Our first theorem, which we present without proof, upper bounds the expected amount of variation between consecutive probabilities:

**Theorem 1**: Suppose \(p_1, p_2, ..., p_t, ... \in [0,1]\) is martingale. Then:

\[ \mathbb{E}\left[ \sum\limits_{t=1}^{\infty} (p_{t+1} - p_t)^2 \right] \leq p_1 (1 - p_1) \leq \frac 1 4 \]

The LHS represents a measure of variance (total squared distance).

In particular, applying Markov’s inequality allows us to upper bound the probability of large summed squared differences: for every \(x > 0\),

\[ \mathbb{P}\left[ \sum\limits_{t=1}^{\infty} (p_{t+1} - p_t)^2 \geq \frac x 4 \right] \leq \frac 1 x \]

However, a low sum of squared deviation does not preclude large oscillations. Therefore, we introduce the notion of a crossing.

**Definition**: Let \(p_1, p_2, ..., p_t, ... \in [0,1]\) be a sequence of probabilities, and \(0 < a < b < 1\). We call a pair of time steps \(s < t\) a **crossing** if \(p_s \leq a\) and \(p_t \geq b\), or \(p_t \leq a\) and \(p_s \geq b\). A pair \((s, t)\) can only be involved in at most one upcrossing pair and at most one downcrossing pair.

For example, in the image below, \((s_1, t_1)\), \((s_2, t_2)\), and \((s_3, t_3)\) are all the examples of upcrossings in the following image. Note that \((s_1, t_2)\) is not considered an upcrossing as we already crossed up with \(t_1\). Furthermore, there are also downcrossings!

Our second theorem formalizes the intuition that a martingale can’t have too many crossings.

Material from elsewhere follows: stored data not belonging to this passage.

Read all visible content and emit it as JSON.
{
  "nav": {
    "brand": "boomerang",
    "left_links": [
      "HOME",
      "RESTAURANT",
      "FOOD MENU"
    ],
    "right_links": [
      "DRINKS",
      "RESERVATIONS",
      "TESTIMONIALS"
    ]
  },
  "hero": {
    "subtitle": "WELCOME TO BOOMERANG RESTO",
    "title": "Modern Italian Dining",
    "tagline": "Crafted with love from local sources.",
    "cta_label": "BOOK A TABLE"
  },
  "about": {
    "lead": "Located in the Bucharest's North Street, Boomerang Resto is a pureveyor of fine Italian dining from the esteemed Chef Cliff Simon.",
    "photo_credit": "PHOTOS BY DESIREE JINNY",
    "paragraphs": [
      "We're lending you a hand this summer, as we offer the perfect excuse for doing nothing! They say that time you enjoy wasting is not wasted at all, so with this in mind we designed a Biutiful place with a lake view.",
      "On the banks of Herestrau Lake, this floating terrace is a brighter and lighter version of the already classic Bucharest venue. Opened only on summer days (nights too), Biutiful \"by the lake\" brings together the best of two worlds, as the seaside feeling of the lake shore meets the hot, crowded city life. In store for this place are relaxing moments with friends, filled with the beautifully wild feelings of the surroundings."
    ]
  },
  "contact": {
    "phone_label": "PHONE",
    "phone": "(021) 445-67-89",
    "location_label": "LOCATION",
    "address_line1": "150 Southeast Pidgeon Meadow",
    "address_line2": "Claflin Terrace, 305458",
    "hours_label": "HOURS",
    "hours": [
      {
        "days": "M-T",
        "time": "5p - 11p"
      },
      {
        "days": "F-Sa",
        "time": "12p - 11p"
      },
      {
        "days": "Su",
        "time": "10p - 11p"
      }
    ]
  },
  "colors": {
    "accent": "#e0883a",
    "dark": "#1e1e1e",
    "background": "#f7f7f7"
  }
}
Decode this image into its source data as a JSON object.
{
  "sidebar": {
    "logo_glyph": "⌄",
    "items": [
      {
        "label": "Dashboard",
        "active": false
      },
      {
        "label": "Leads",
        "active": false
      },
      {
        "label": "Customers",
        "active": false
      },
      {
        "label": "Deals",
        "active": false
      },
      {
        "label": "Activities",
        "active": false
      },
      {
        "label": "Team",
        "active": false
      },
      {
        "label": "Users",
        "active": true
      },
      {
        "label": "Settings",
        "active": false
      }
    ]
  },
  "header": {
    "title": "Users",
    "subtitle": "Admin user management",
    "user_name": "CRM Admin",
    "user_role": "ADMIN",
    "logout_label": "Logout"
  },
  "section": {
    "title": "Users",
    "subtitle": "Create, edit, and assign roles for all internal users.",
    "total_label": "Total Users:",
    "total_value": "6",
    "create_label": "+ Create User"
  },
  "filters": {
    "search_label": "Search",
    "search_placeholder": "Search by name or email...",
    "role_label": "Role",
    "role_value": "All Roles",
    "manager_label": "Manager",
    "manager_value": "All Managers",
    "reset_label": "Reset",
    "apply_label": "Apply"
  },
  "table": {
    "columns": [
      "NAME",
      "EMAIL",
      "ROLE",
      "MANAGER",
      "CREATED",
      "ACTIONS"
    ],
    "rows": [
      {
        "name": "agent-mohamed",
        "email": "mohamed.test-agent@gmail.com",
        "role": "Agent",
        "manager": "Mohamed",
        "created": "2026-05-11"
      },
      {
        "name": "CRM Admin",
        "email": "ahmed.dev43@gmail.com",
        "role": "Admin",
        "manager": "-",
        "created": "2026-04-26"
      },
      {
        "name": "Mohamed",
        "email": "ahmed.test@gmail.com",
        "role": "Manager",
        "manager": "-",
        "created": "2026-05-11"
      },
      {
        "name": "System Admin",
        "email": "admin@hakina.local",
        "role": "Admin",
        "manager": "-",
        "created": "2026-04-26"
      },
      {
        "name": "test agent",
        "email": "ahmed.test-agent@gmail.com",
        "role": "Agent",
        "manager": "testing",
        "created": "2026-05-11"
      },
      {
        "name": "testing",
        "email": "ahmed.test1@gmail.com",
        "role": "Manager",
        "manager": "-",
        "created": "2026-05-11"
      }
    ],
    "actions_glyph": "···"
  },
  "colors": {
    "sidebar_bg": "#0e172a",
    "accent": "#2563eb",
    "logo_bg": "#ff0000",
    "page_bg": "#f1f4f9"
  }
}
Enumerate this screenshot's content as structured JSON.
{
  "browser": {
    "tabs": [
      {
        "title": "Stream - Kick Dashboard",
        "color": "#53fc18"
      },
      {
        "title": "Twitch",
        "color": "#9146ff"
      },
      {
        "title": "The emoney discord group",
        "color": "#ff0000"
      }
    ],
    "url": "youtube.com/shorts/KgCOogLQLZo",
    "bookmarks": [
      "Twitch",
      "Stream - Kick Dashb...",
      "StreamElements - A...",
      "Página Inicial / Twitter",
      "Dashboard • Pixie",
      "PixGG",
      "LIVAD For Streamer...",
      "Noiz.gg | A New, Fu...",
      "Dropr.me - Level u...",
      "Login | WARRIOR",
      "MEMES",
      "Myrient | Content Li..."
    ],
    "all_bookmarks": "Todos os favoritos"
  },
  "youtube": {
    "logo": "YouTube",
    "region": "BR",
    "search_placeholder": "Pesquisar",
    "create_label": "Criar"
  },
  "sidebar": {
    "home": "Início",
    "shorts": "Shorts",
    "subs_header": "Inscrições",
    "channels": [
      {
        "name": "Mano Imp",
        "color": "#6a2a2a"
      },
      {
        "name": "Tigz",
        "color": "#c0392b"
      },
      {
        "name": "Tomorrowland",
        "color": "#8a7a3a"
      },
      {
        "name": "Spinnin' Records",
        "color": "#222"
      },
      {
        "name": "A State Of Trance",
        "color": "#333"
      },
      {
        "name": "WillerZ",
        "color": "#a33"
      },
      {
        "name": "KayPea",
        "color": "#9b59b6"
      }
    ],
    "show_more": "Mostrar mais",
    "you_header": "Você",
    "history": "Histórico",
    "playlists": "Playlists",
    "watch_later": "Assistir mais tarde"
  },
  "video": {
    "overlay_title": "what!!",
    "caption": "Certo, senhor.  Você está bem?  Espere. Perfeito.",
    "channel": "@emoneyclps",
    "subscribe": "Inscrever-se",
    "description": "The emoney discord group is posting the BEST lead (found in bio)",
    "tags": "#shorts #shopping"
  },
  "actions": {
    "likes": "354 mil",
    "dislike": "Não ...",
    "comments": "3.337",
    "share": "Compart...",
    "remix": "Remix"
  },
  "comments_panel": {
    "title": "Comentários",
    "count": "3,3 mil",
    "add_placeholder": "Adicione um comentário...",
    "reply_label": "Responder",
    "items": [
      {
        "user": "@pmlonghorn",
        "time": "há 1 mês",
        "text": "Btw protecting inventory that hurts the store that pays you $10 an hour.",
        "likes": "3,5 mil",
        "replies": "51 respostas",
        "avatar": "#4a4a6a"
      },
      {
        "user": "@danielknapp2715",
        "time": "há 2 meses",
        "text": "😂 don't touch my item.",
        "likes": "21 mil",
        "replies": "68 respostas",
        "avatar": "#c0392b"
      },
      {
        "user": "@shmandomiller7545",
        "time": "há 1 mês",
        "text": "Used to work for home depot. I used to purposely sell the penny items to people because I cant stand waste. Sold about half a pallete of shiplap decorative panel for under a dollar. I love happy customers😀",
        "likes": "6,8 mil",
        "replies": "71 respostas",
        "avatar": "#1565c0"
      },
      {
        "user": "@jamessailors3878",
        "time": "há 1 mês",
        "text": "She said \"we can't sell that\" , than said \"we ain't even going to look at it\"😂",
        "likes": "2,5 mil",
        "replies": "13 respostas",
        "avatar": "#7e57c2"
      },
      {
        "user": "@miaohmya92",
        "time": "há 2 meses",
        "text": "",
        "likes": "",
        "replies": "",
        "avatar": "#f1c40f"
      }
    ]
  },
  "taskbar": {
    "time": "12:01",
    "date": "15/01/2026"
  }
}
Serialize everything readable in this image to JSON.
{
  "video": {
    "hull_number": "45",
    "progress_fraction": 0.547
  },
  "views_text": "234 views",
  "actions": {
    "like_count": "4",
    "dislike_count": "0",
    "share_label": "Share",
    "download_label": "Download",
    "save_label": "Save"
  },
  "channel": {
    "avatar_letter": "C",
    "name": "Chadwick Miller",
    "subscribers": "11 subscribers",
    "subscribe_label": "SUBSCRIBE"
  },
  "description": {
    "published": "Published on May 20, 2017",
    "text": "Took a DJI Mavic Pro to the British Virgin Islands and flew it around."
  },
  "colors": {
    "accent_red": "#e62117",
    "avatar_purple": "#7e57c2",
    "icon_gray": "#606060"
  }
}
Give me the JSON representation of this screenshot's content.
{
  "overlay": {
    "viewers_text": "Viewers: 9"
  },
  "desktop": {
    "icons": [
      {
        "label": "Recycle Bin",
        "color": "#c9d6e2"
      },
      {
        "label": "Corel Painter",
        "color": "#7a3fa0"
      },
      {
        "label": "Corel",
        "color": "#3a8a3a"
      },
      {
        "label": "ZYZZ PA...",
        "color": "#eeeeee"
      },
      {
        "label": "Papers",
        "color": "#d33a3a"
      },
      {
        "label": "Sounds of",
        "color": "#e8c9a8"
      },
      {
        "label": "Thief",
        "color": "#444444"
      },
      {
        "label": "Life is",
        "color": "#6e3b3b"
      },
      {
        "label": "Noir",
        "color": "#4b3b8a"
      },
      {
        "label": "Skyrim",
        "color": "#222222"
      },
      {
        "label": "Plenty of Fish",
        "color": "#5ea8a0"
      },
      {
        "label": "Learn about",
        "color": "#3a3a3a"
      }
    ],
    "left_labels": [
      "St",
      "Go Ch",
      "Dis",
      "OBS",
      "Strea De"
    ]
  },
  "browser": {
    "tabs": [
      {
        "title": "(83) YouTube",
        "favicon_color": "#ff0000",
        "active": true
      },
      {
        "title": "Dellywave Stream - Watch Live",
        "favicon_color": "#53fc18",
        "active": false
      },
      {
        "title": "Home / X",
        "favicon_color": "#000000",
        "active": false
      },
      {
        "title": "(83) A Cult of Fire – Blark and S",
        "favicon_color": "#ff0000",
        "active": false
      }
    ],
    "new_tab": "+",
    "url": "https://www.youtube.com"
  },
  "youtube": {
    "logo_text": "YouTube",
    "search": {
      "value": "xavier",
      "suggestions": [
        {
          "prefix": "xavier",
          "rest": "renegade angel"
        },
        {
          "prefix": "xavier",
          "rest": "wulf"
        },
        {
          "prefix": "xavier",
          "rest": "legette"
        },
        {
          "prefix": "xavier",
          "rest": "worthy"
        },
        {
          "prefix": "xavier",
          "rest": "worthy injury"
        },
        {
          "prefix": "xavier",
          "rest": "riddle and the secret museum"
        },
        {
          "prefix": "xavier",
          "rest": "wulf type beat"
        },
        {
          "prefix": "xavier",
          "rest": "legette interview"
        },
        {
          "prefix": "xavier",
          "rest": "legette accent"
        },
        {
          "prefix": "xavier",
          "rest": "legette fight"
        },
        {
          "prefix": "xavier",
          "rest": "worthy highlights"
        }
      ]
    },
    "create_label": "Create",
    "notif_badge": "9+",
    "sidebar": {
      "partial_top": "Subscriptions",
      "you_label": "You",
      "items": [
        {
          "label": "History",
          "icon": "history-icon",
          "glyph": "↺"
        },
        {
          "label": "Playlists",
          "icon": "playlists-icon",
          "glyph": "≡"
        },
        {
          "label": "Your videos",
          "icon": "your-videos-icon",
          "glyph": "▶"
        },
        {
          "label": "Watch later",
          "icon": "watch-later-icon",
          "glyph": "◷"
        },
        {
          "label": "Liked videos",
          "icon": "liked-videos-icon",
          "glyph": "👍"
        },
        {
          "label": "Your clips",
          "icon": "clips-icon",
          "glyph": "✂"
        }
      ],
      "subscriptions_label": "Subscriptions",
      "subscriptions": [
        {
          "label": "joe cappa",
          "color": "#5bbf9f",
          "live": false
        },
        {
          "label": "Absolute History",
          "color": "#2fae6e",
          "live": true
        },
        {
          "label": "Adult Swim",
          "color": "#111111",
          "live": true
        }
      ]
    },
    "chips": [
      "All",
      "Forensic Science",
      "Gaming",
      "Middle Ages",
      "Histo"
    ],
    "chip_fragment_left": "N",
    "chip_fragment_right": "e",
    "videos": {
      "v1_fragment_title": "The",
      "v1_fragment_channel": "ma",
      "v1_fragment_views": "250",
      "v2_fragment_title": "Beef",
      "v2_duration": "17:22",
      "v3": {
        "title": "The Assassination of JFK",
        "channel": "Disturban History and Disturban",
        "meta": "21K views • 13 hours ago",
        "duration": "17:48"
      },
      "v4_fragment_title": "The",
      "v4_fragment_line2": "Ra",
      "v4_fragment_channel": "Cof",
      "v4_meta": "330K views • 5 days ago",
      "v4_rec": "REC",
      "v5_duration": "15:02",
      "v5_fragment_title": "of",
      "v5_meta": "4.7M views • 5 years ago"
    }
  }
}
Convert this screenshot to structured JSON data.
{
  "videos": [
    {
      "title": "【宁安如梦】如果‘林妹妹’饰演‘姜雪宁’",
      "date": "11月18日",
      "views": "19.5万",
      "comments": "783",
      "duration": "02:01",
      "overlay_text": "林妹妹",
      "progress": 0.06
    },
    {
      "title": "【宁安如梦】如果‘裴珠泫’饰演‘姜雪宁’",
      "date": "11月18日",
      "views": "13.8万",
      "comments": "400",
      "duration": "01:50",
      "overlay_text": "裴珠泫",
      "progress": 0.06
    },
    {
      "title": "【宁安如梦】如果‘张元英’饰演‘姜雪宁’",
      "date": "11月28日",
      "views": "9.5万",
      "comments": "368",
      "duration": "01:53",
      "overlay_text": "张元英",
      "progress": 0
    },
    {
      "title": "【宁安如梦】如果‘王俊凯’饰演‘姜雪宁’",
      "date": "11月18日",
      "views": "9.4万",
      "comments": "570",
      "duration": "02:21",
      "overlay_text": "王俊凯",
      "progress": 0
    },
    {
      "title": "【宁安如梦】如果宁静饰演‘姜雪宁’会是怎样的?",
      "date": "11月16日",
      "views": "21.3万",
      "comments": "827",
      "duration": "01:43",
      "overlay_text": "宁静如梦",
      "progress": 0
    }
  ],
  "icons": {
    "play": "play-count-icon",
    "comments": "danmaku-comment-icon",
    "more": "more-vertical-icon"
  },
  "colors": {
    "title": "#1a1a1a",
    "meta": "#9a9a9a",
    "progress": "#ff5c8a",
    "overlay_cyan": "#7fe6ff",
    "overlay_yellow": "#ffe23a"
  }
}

**Theorem 2** (Doob’s upcrossing lemma): Suppose \(p_1, p_2, ..., p_t, ... \in [0,1]\) is martingale. Let \(K\) be the number of crossings of \((p_t)_{t\geq 1}\). This is defined as the number of upcrossing + the number of down-crossings. Then for every \(n \geq 1\),

\[\mathbb{P}\left[ K \geq n \right] \leq \max\left(\frac a b, \frac {1-b} {1-a}\right)^n.\]

For example, if \(a = 0.2\) and \(b = 0.8\), then \(\frac a b = \frac {1-b} {1-a} = \frac 1 4\). Therefore, the probability of having 10 or more crossings is at most \(\left(\frac 1 4\right)^{10}\), which is less than one in a million.

**Proof**: Suppose we start at \(a\) and we look at some specific timestep \(s\) and what is the probability of being bigger than \(b\) at time \(t\) is: \[
\mathbb{P}[p_t \geq b \mid p_s = a] \leq \frac{a}b
\] via Markov’s Inequality.

We can prove this using the Martingale property: \[ \mathbb{E}[p_t \mid p_s=a]=a \leq \frac{1-b}{1-a}. \]

## 18.4 Conclusion

In this lecture, we saw how well calibrated beliefs must verify certain conditions across time. In particular:

- Well-calibrated beliefs are martingales, which means that they stay the same in expectation.
- Because of Doob’s upcrossing lemma, well-calibrated beliefs cannot oscillate too much between extreme values.
- Therefore, if you notice a lot of oscillations over time in your probability or the market price of a prediction market, this suggests that these predictions are uncalibrated. This can be useful to spot potential errors in forecasts before a question has resolved.